Fear not DRP or Chosenman. But the facts are this. No L42 or L39 got out of the factory using a No3 bolthead (the b/h). I know that there are others more versed in the art than me that will say they did, but believe me, they didn't. The only place a No3 b/h was acceptable was at unit level. If it got to a Field workshop with a No3 b/h, they'd move heaven and earth with stocks of No2 b/h's - given the large variations in length, over and underturn to send it out with the correct CHS AND a No2 b/h. If not, it was the chop. Why sell a restored car with 100,000 miles on the engine?
There was never a No4 b/h in UKMilitary service. They have been noted BUT there was Never a No4 in the parts list, EMER or the intermediate wartime SAI's issued to quartermasters. It is correct that some rifles were allowed to pass into service with a specially ground 00 size b/h. This was a factory acceptable relaxation for those tight bodies that otherwise passed all of the factory specification/standard
As for selectively fitting barrels to ensure that the rifle went out with a 0 b/h........ all I can say, rolling my eyes skywards in despair, is this. Just think about it........... In short, you'd need barrels in the system to cater for bodies that would exceed the 3 b/h size too. NOPE, just one barrel and chamber spec if you don't mind - please!!!!! You can't fix a clapped body with an oversize barrel.
A minor correction here if you don't mind. Generally speaking, the sniper rifle was a one man dog and it stayed that way for obvious reasons and in my experience, the snipers could tag on to a shooting detail at a unit range day just to keep his/their skills up so at the unit levels, the rifles never really got flogged to death. I know that they'd allow others on the range day to use them for interest or farmiliarisation and all that but really, it was to chuckle when the novice smart-arxe NCO who knew everything was showing off to the blokes and split his eye while he did so - to everyones amusement!
But if at unit level, something went wrong with the rifle, it was generally two things (plus a third but not too common) that the Unit Armourers were required to send it into the Field or Command workshops for. And that was loose front pad or loose block band foresight. In these most common cases, by tacit agreement between them, the rifle went in on its own, less the CES, to be repaired. This was because once the faults were fixed (you'd do both at the same time anyway), the rifle had to be zeroed. The re-zeroing would be so minor that it could be done by the sniper! In any case, when ANY sniper rifle was returned to a unit the 1045 was endorsed with 'SNIPER RIFLE - TO BE FINALLY ZEROED BY THE END USER' or ZEROING IS THE RESPONSIBILITY OF THE END USER. So fine zeroing would be done by the sniper as a good excuse and authority to tag onto a range day with his pal for some pretty-well unsupervised 'range practice' .
Inaccuracy was down to the poor quality of the fore-ends and when these became 'dues-out' ('temporarily' out of stock big time!) then the rifle was BLR/Z and returned to Ordnance and a replacement was issued
From this, you can see that in my opinion the same rifles stayed with their same home units for a LONG time.

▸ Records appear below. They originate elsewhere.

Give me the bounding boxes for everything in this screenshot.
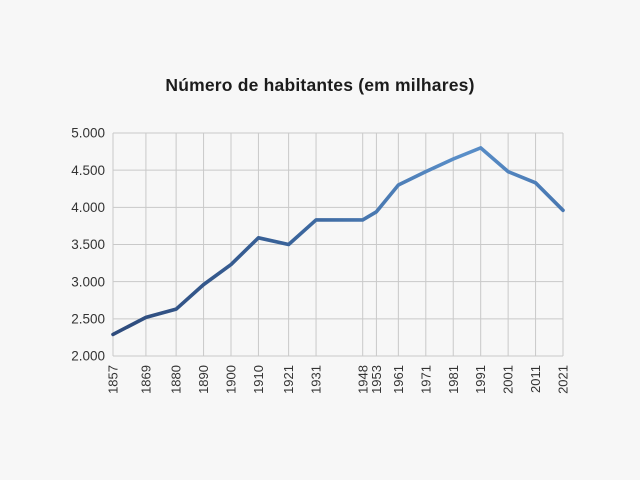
y-axis-tick-label: 4.500 (71, 163, 105, 178)
x-axis-tick-label: 1869 (138, 365, 153, 394)
x-axis-tick-label: 1890 (196, 365, 211, 394)
x-axis-tick-label: 1910 (251, 365, 266, 394)
x-axis-tick-label: 1921 (281, 365, 296, 394)
x-axis-tick-label: 1931 (309, 365, 324, 394)
x-axis-tick-label: 1981 (446, 365, 461, 394)
y-axis-tick-label: 4.000 (71, 200, 105, 215)
x-axis-tick-label: 1971 (418, 365, 433, 394)
x-axis-tick-label: 1961 (391, 365, 406, 394)
x-axis-tick-label: 1880 (169, 365, 184, 394)
x-axis-tick-label: 2021 (556, 365, 571, 394)
population-line (111, 146, 565, 337)
y-axis-tick-label: 3.500 (71, 237, 105, 252)
y-axis-tick-label: 3.000 (71, 274, 105, 289)
x-axis-tick-label: 1991 (473, 365, 488, 394)
y-axis-tick-label: 5.000 (71, 126, 105, 141)
x-axis-tick-label: 1900 (224, 365, 239, 394)
chart-title: Número de habitantes (em milhares) (165, 75, 475, 95)
y-axis-tick-label: 2.000 (71, 349, 105, 364)
x-axis-tick-label: 1953 (369, 365, 384, 394)
x-axis-tick-label: 2001 (501, 365, 516, 394)
x-axis-tick-label: 1857 (106, 365, 121, 394)
y-axis-tick-label: 2.500 (71, 312, 105, 327)
x-axis-tick-label: 2011 (528, 365, 543, 393)
x-axis-tick-label: 1948 (355, 365, 370, 394)
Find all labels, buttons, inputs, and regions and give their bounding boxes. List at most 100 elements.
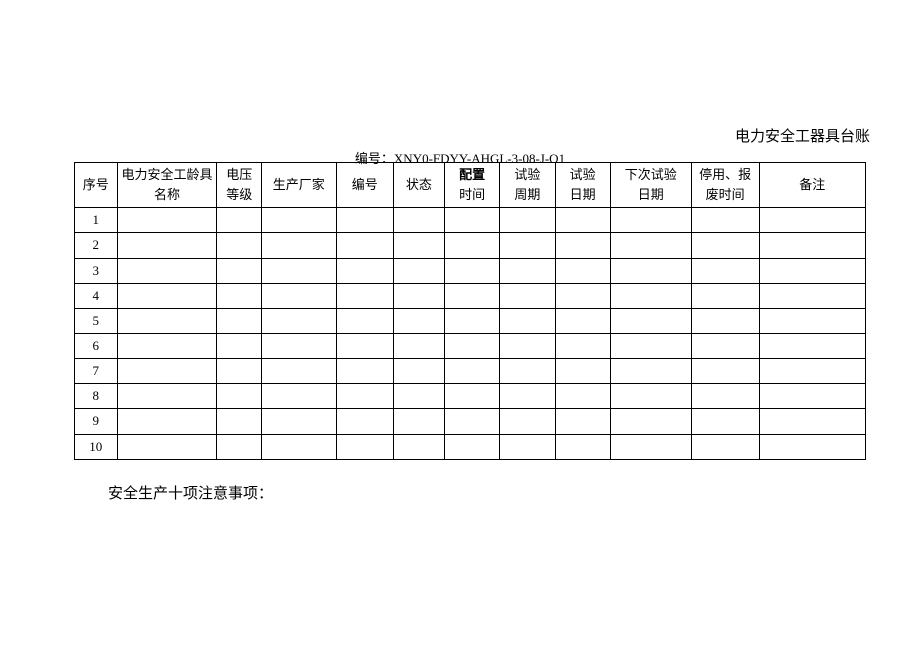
cell <box>500 409 555 434</box>
cell <box>610 359 691 384</box>
cell <box>555 258 610 283</box>
cell <box>117 384 217 409</box>
col-header-text: 备注 <box>799 177 825 192</box>
cell <box>262 434 336 459</box>
cell <box>393 283 444 308</box>
cell <box>262 384 336 409</box>
cell <box>610 233 691 258</box>
col-header-text: 配置 <box>459 167 485 182</box>
cell <box>217 308 262 333</box>
col-header-config-time: 配置时间 <box>444 163 499 208</box>
cell <box>262 409 336 434</box>
col-header-number: 编号 <box>336 163 393 208</box>
cell <box>759 258 865 283</box>
cell <box>262 283 336 308</box>
cell <box>117 283 217 308</box>
cell <box>610 308 691 333</box>
col-header-text: 试验 <box>570 167 596 182</box>
cell <box>217 258 262 283</box>
cell <box>555 434 610 459</box>
cell-seq: 7 <box>75 359 118 384</box>
cell <box>691 384 759 409</box>
col-header-seq: 序号 <box>75 163 118 208</box>
cell <box>500 308 555 333</box>
cell <box>217 384 262 409</box>
cell <box>393 208 444 233</box>
cell <box>336 359 393 384</box>
cell <box>393 258 444 283</box>
cell <box>691 434 759 459</box>
cell <box>217 409 262 434</box>
ledger-table-container: 序号 电力安全工龄具名称 电压等级 生产厂家 编号 状态 配置时间 试验周期 试… <box>74 162 866 460</box>
col-header-text: 日期 <box>570 187 596 202</box>
cell <box>444 333 499 358</box>
cell <box>117 434 217 459</box>
cell-seq: 9 <box>75 409 118 434</box>
cell <box>555 384 610 409</box>
cell <box>555 233 610 258</box>
cell <box>262 258 336 283</box>
cell <box>393 308 444 333</box>
col-header-remark: 备注 <box>759 163 865 208</box>
col-header-text: 编号 <box>352 177 378 192</box>
cell <box>217 434 262 459</box>
cell <box>691 258 759 283</box>
cell-seq: 2 <box>75 233 118 258</box>
cell <box>500 384 555 409</box>
col-header-text: 日期 <box>638 187 664 202</box>
cell <box>217 333 262 358</box>
cell-seq: 10 <box>75 434 118 459</box>
cell <box>500 233 555 258</box>
cell <box>117 208 217 233</box>
cell-seq: 6 <box>75 333 118 358</box>
cell <box>500 208 555 233</box>
cell <box>500 434 555 459</box>
cell <box>444 359 499 384</box>
cell <box>555 208 610 233</box>
col-header-text: 周期 <box>514 187 540 202</box>
cell <box>217 283 262 308</box>
cell <box>500 333 555 358</box>
cell <box>555 359 610 384</box>
col-header-text: 电力安全工龄具 <box>121 167 212 182</box>
cell <box>555 283 610 308</box>
col-header-text: 名称 <box>154 187 180 202</box>
cell <box>336 409 393 434</box>
cell <box>444 384 499 409</box>
cell-seq: 8 <box>75 384 118 409</box>
cell <box>610 409 691 434</box>
cell <box>336 333 393 358</box>
cell <box>444 233 499 258</box>
page-title: 电力安全工器具台账 <box>735 125 870 146</box>
cell <box>759 333 865 358</box>
cell <box>610 333 691 358</box>
col-header-text: 试验 <box>514 167 540 182</box>
cell-seq: 5 <box>75 308 118 333</box>
col-header-text: 废时间 <box>706 187 745 202</box>
cell <box>217 359 262 384</box>
cell <box>336 283 393 308</box>
cell <box>759 434 865 459</box>
cell <box>759 409 865 434</box>
cell <box>759 208 865 233</box>
col-header-text: 序号 <box>83 177 109 192</box>
cell <box>262 333 336 358</box>
col-header-voltage: 电压等级 <box>217 163 262 208</box>
col-header-text: 等级 <box>226 187 252 202</box>
cell <box>393 359 444 384</box>
cell <box>444 258 499 283</box>
cell <box>393 233 444 258</box>
cell <box>117 308 217 333</box>
col-header-text: 下次试验 <box>625 167 677 182</box>
col-header-next-test: 下次试验日期 <box>610 163 691 208</box>
table-row: 2 <box>75 233 866 258</box>
cell <box>759 283 865 308</box>
cell <box>262 233 336 258</box>
cell <box>262 208 336 233</box>
cell <box>336 258 393 283</box>
cell-seq: 4 <box>75 283 118 308</box>
cell <box>555 308 610 333</box>
cell-seq: 1 <box>75 208 118 233</box>
cell-seq: 3 <box>75 258 118 283</box>
cell <box>117 233 217 258</box>
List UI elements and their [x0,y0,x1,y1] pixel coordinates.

And if the regiment was posted to, say, Germany, they'd take over the weaponry from the unit they were taking over from and so on*. Obviously at the different training centres where the snipers were trained and tested, the rifles there were shot to death and the attrition rate was pretty bleak as you'd expect from vehicles used in cross country driver training.
I should clarify a small point and I know it's a tad academic but when a rifle, let's say our L42 is inspected at workshops and a fore-end or something else is NLA or Dues-Out, then the rifle will go back to the unit as Z-BLR**. It would not sit for more than a couple of weeks at a workshop awaiting spare parts believe me..... The Z-BLR paperwork would be the signal and authority for the Quartermaster to demand a replacement from Ordnance. The replacement issue would arrive at the same time as a 'calling-in notice' for the Z-BLR rifle which would be packed up and returned to a RSSD. More to it than that of course but notice that because the rifle is Z-BLR, it'd be set aside for repair at a later date. A good example of this is shortly after the introduction of the L96's that were withdrawn, L42's were rebuilt where possible and retained '........pending'. Luckily for some current L42 owners, new brackets were obtained to rebuild these otherwise soon to be scrap rifles. Whereas a rifle sentenced Z-BER for beyond economic repair for, for example, elongated/knackered front pad screw holes would go straight for the chop.
*not absolutely correct of course, depending on circumstances
** and Z-BER usually stripped of anything useful and shipped back to Ordnance. Plenty of these stripped heaps of sxxx were sold off, believe me!